L. Lacan, L’istance de la lettre dans l’incoscient ou la raison depuis Freud, [L’istanza della lettera nell’inconscio o la ragione dopo Freud, 1957], trad. it. in Scritti, Einaudi, Torino, 1974, pagg. 213-215

 

Ma se si misconosce la radicale eccentricità di sé a se stesso cui l’uomo è posto di fronte, in altri termini la verità scoperta da Freud, si mancheranno l’ordine e le vie della mediazione psicanalitica, se ne farà l’operazione di compromesso cui è di fatto giunta, cioè a ciò che piú è ripudiato tanto dallo spirito di Freud quanto dalla lettera della sua opera: perché, dato che la nozione di compromesso è da lui incessantemente invocata come ciò che sostiene tutte le miserie cui la sua analisi viene in soccorso, si può dire che il ricorso al compromesso, esplicito o implicito che sia, disorienta tutta l’azione psicanalitica e la fa piombare nel buio.

Ma non basta nemmeno strofinarsi con le tartuferie moralizzanti del nostro tempo, e riempirsi la bocca della “personalità totale” per avere anche solo detto qualcosa di articolato sulla possibilità della mediazione.

La radicale eteronomia di cui la scoperta di Freud ha mostrato nell’uomo la beanza, non può piú essere ricoperta senza fare di tutto ciò che si usa a questo scopo una fondamentale disonestà.

Quale è dunque questo altro cui sono piú attaccato che a me, se nelle piú intime pieghe della mia identità a me stesso è lui che mi agita?

La sua presenza non può essere compresa che a un grado secondo dell’alterità, che già lo situa in posizione di mediazione in rapporto al mio sdoppiamento da me stesso come da un simile.

Se ho detto che l’inconscio è il discorso dell’Altro con 1’A maiuscola, è per indicare l’aldilà in cui il riconoscimento del desiderio si lega al desiderio di riconoscimento.

In altri termini, questo è l’Altro che è invocato persino dalla mia menzogna come garante della verità in cui sussiste.

[...]

Forse questo impero della confusione, che è semplicemente quello in cui si gioca tutta l’opera buffa umana, merita che ci si fermi su di esso per comprendere le vie attraverso cui procede l’analisi, non solo per ristabilirvi un ordine, ma anche per installare le condizioni della possibilità del suo ristabilimento.

Kern unseres Wesen, “il nucleo del nostro essere”, non è tanto a questo che Freud ci ordina di tendere, come tanti altri hanno fatto prima di lui con il vano adagio “Conosci-te-stesso”, quanto piuttosto sono le vie che a esso conducono che ci dà da rivedere.

O piuttosto, ciò che ci propone di raggiungere non è ciò che può essere oggetto di una conoscenza, ma ciò, e lo dice, che fa il mio essere, e di cui, egli insegna, io testimonio altrettanto e ancor di piú nei miei capricci, nelle mie aberrazioni, nelle mie fobie e nei miei feticci, che nel mio personaggio vagamente incivilito.

Follia, non sei piú l’oggetto dell’ambiguo elogio in cui il saggio ha sistemato la tana inespugnabile del suo timore.
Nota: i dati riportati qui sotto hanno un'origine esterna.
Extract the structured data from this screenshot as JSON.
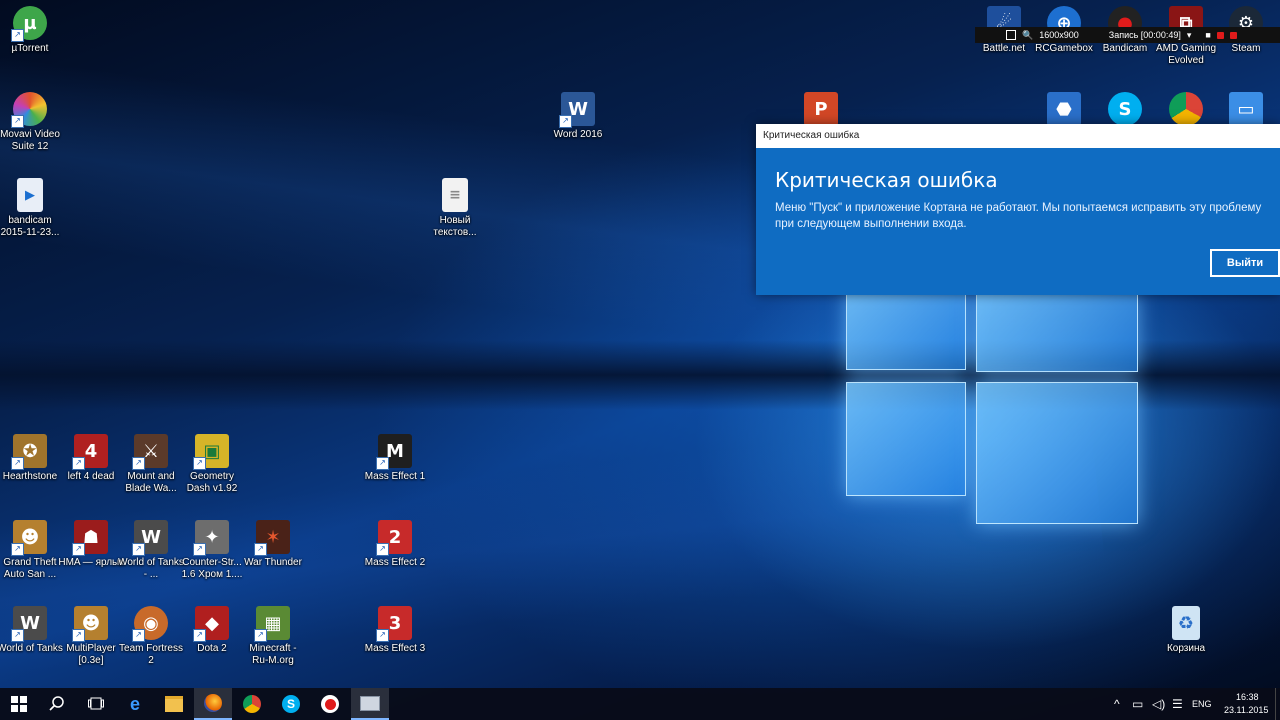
{
  "desktop_icons": [
    {
      "label": "µTorrent",
      "color": "#3ea64a",
      "glyph": "µ"
    },
    {
      "label": "Movavi Video Suite 12",
      "color": "#e2522c",
      "glyph": "✿"
    },
    {
      "label": "bandicam 2015-11-23...",
      "color": "#e8eef7",
      "glyph": "▶"
    },
    {
      "label": "Word 2016",
      "color": "#2b5797",
      "glyph": "W"
    },
    {
      "label": "Новый текстов...",
      "color": "#f2f2f2",
      "glyph": "≡"
    },
    {
      "label": "Hearthstone",
      "color": "#a0742c",
      "glyph": "✪"
    },
    {
      "label": "left 4 dead",
      "color": "#b02020",
      "glyph": "4"
    },
    {
      "label": "Mount and Blade Wa...",
      "color": "#5b3a2a",
      "glyph": "⚔"
    },
    {
      "label": "Geometry Dash v1.92",
      "color": "#d6b428",
      "glyph": "▣"
    },
    {
      "label": "Mass Effect 1",
      "color": "#1f1f1f",
      "glyph": "M"
    },
    {
      "label": "Grand Theft Auto San ...",
      "color": "#b5802f",
      "glyph": "☻"
    },
    {
      "label": "HMA — ярлык",
      "color": "#9b1c1c",
      "glyph": "☗"
    },
    {
      "label": "World of Tanks - ...",
      "color": "#4b4b4b",
      "glyph": "W"
    },
    {
      "label": "Counter-Str... 1.6 Хром 1....",
      "color": "#6d6d6d",
      "glyph": "✦"
    },
    {
      "label": "War Thunder",
      "color": "#4a2218",
      "glyph": "✶"
    },
    {
      "label": "Mass Effect 2",
      "color": "#c72a2a",
      "glyph": "2"
    },
    {
      "label": "World of Tanks",
      "color": "#4b4b4b",
      "glyph": "W"
    },
    {
      "label": "MultiPlayer [0.3e]",
      "color": "#b5802f",
      "glyph": "☻"
    },
    {
      "label": "Team Fortress 2",
      "color": "#c86a2a",
      "glyph": "◉"
    },
    {
      "label": "Dota 2",
      "color": "#b01f1f",
      "glyph": "◆"
    },
    {
      "label": "Minecraft - Ru-M.org",
      "color": "#5a8a34",
      "glyph": "▦"
    },
    {
      "label": "Mass Effect 3",
      "color": "#c72a2a",
      "glyph": "3"
    },
    {
      "label": "Корзина",
      "color": "#cfe4f4",
      "glyph": "♻"
    },
    {
      "label": "Battle.net",
      "color": "#1e4f9c",
      "glyph": "☄"
    },
    {
      "label": "RCGamebox",
      "color": "#1d6fd0",
      "glyph": "⊕"
    },
    {
      "label": "Bandicam",
      "color": "#222222",
      "glyph": "●"
    },
    {
      "label": "AMD Gaming Evolved",
      "color": "#8a1515",
      "glyph": "⧉"
    },
    {
      "label": "Steam",
      "color": "#1b2838",
      "glyph": "⚙"
    }
  ],
  "partial_icons": [
    {
      "name": "powerpoint",
      "color": "#d24726",
      "glyph": "P"
    },
    {
      "name": "app",
      "color": "#2a6fc9",
      "glyph": "⬣"
    },
    {
      "name": "skype",
      "color": "#00aff0",
      "glyph": "S"
    },
    {
      "name": "chrome",
      "color": "#db4437",
      "glyph": "◎"
    },
    {
      "name": "computer",
      "color": "#3b8ee6",
      "glyph": "▭"
    }
  ],
  "recorder": {
    "resolution": "1600x900",
    "status": "Запись [00:00:49]"
  },
  "dialog": {
    "window_title": "Критическая ошибка",
    "heading": "Критическая ошибка",
    "message": "Меню \"Пуск\" и приложение Кортана не работают. Мы попытаемся исправить эту проблему при следующем выполнении входа.",
    "button": "Выйти"
  },
  "taskbar": {
    "language": "ENG",
    "time": "16:38",
    "date": "23.11.2015"
  },
  "colors": {
    "dialog_bg": "#0f6cc2",
    "taskbar_bg": "#080c18"
  }
}
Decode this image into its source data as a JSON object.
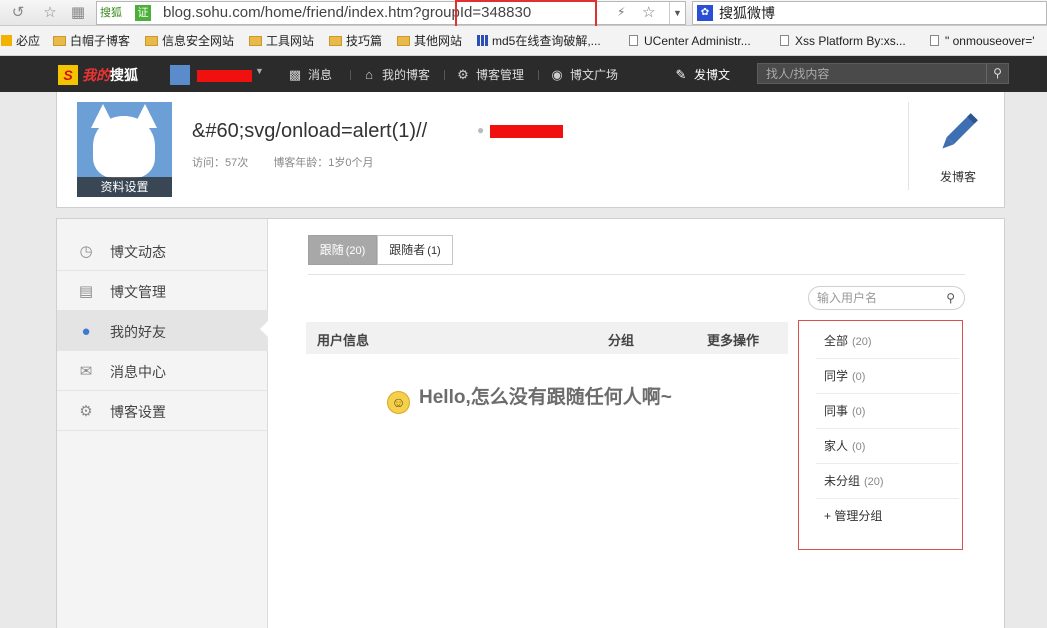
{
  "browser": {
    "site_badge": "搜狐",
    "cert_badge": "证",
    "url": "blog.sohu.com/home/friend/index.htm?groupId=348830",
    "search_engine_label": "搜狐微博",
    "bookmarks": [
      {
        "label": "必应",
        "type": "site"
      },
      {
        "label": "白帽子博客",
        "type": "folder"
      },
      {
        "label": "信息安全网站",
        "type": "folder"
      },
      {
        "label": "工具网站",
        "type": "folder"
      },
      {
        "label": "技巧篇",
        "type": "folder"
      },
      {
        "label": "其他网站",
        "type": "folder"
      },
      {
        "label": "md5在线查询破解,...",
        "type": "grid"
      },
      {
        "label": "UCenter Administr...",
        "type": "page"
      },
      {
        "label": "Xss Platform By:xs...",
        "type": "page"
      },
      {
        "label": "\" onmouseover='",
        "type": "page"
      }
    ]
  },
  "topbar": {
    "logo_my": "我的",
    "logo_brand": "搜狐",
    "nav": [
      "消息",
      "我的博客",
      "博客管理",
      "博文广场"
    ],
    "post_label": "发博文",
    "search_placeholder": "找人/找内容"
  },
  "profile": {
    "avatar_label": "资料设置",
    "title": "&#60;svg/onload=alert(1)//",
    "visits": "访问：57次",
    "age": "博客年龄：1岁0个月",
    "post_button": "发博客"
  },
  "sidebar": {
    "items": [
      {
        "label": "博文动态",
        "icon": "clock-icon"
      },
      {
        "label": "博文管理",
        "icon": "document-icon"
      },
      {
        "label": "我的好友",
        "icon": "person-icon",
        "active": true
      },
      {
        "label": "消息中心",
        "icon": "envelope-icon"
      },
      {
        "label": "博客设置",
        "icon": "gear-icon"
      }
    ]
  },
  "tabs": [
    {
      "label": "跟随",
      "count": "(20)",
      "active": true
    },
    {
      "label": "跟随者",
      "count": "(1)",
      "active": false
    }
  ],
  "user_search_placeholder": "输入用户名",
  "table": {
    "columns": [
      "用户信息",
      "分组",
      "更多操作"
    ]
  },
  "empty_message": "Hello,怎么没有跟随任何人啊~",
  "groups": [
    {
      "label": "全部",
      "count": "(20)"
    },
    {
      "label": "同学",
      "count": "(0)"
    },
    {
      "label": "同事",
      "count": "(0)"
    },
    {
      "label": "家人",
      "count": "(0)"
    },
    {
      "label": "未分组",
      "count": "(20)"
    },
    {
      "label": "+ 管理分组",
      "count": ""
    }
  ],
  "colors": {
    "highlight_border": "#e03030",
    "redaction": "#f01010",
    "topbar_bg": "#2b2b2b",
    "active_accent": "#3d7bd1"
  }
}
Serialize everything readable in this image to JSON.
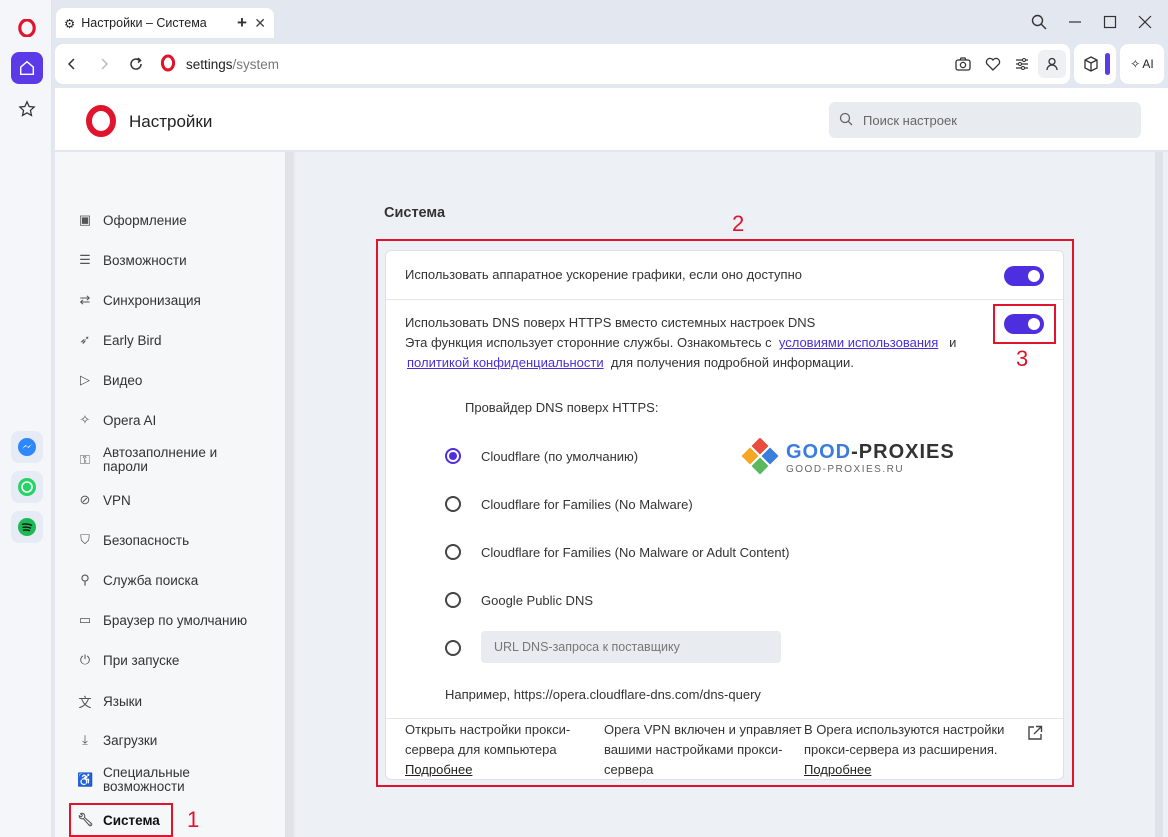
{
  "window": {
    "tab_title": "Настройки – Система",
    "url_host": "settings",
    "url_path": "/system",
    "ai_label": "AI"
  },
  "header": {
    "title": "Настройки",
    "search_placeholder": "Поиск настроек"
  },
  "sidebar": {
    "items": [
      {
        "label": "Оформление",
        "icon": "image-icon"
      },
      {
        "label": "Возможности",
        "icon": "list-icon"
      },
      {
        "label": "Синхронизация",
        "icon": "sync-icon"
      },
      {
        "label": "Early Bird",
        "icon": "bird-icon"
      },
      {
        "label": "Видео",
        "icon": "play-icon"
      },
      {
        "label": "Opera AI",
        "icon": "sparkle-icon"
      },
      {
        "label": "Автозаполнение и пароли",
        "icon": "key-icon"
      },
      {
        "label": "VPN",
        "icon": "vpn-icon"
      },
      {
        "label": "Безопасность",
        "icon": "shield-icon"
      },
      {
        "label": "Служба поиска",
        "icon": "search-icon"
      },
      {
        "label": "Браузер по умолчанию",
        "icon": "browser-icon"
      },
      {
        "label": "При запуске",
        "icon": "power-icon"
      },
      {
        "label": "Языки",
        "icon": "language-icon"
      },
      {
        "label": "Загрузки",
        "icon": "download-icon"
      },
      {
        "label": "Специальные возможности",
        "icon": "accessibility-icon"
      },
      {
        "label": "Система",
        "icon": "wrench-icon"
      }
    ]
  },
  "main": {
    "section_title": "Система",
    "hw_accel_label": "Использовать аппаратное ускорение графики, если оно доступно",
    "doh_title": "Использовать DNS поверх HTTPS вместо системных настроек DNS",
    "doh_desc_1": "Эта функция использует сторонние службы. Ознакомьтесь с",
    "doh_link_terms": "условиями использования",
    "doh_desc_and": "и",
    "doh_link_privacy": "политикой конфиденциальности",
    "doh_desc_2": "для получения подробной информации.",
    "provider_label": "Провайдер DNS поверх HTTPS:",
    "providers": [
      {
        "label": "Cloudflare (по умолчанию)",
        "selected": true
      },
      {
        "label": "Cloudflare for Families (No Malware)",
        "selected": false
      },
      {
        "label": "Cloudflare for Families (No Malware or Adult Content)",
        "selected": false
      },
      {
        "label": "Google Public DNS",
        "selected": false
      }
    ],
    "custom_placeholder": "URL DNS-запроса к поставщику",
    "example_text": "Например, https://opera.cloudflare-dns.com/dns-query",
    "footer": {
      "col1_text": "Открыть настройки прокси-сервера для компьютера",
      "col1_link": "Подробнее",
      "col2_text": "Opera VPN включен и управляет вашими настройками прокси-сервера",
      "col3_text": "В Opera используются настройки прокси-сервера из расширения.",
      "col3_link": "Подробнее"
    }
  },
  "watermark": {
    "brand_1": "GOOD",
    "brand_2": "-PROXIES",
    "domain": "GOOD-PROXIES.RU"
  },
  "annotations": {
    "n1": "1",
    "n2": "2",
    "n3": "3"
  },
  "colors": {
    "accent": "#4e2fe0",
    "annotation": "#e0142c",
    "opera_red": "#e0142c"
  }
}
Se dopotutto non vi è alloggiato troppo male, è perché l’agente supremo che da sempre ne scava le gallerie e il dedalo è la ragione stessa, è lo stesso Logos che serve.

Cosí come potreste concepire che un erudito, cosí poco dotato per gli “impegni” che lo sollecitano, nel suo tempo come in ogni altro, quale era Erasmo, abbia occupato un posto cosí eminente nella rivoluzione di una Riforma in cui l’uomo era interessato in ogni uomo come in tutti?

Il fatto è che per poco che si tocchi la relazione dell’uomo col significante, – qui, conversione dei procedimenti dell’esegesi, – si cambia il corso della sua storia modificando gli ormeggi del suo essere.

Per questo il freudismo, per quanto incompreso sia stato, per quanto confuso ciò che ne è seguito, appare a ogni sguardo capace di intravvedere i cambiamenti che abbiamo vissuto nella nostra vita, come quello che costituisce una rivoluzione inafferrabile ma radicale. È vano accumulare le testimonianze: tutto ciò che interessa non solo le scienze umane, ma il destino dell’uomo, la politica, la metafisica, la letteratura, le arti, la pubblicità, la propaganda, e quindi, non ho alcun dubbio, l’economia, ne è stato intaccato.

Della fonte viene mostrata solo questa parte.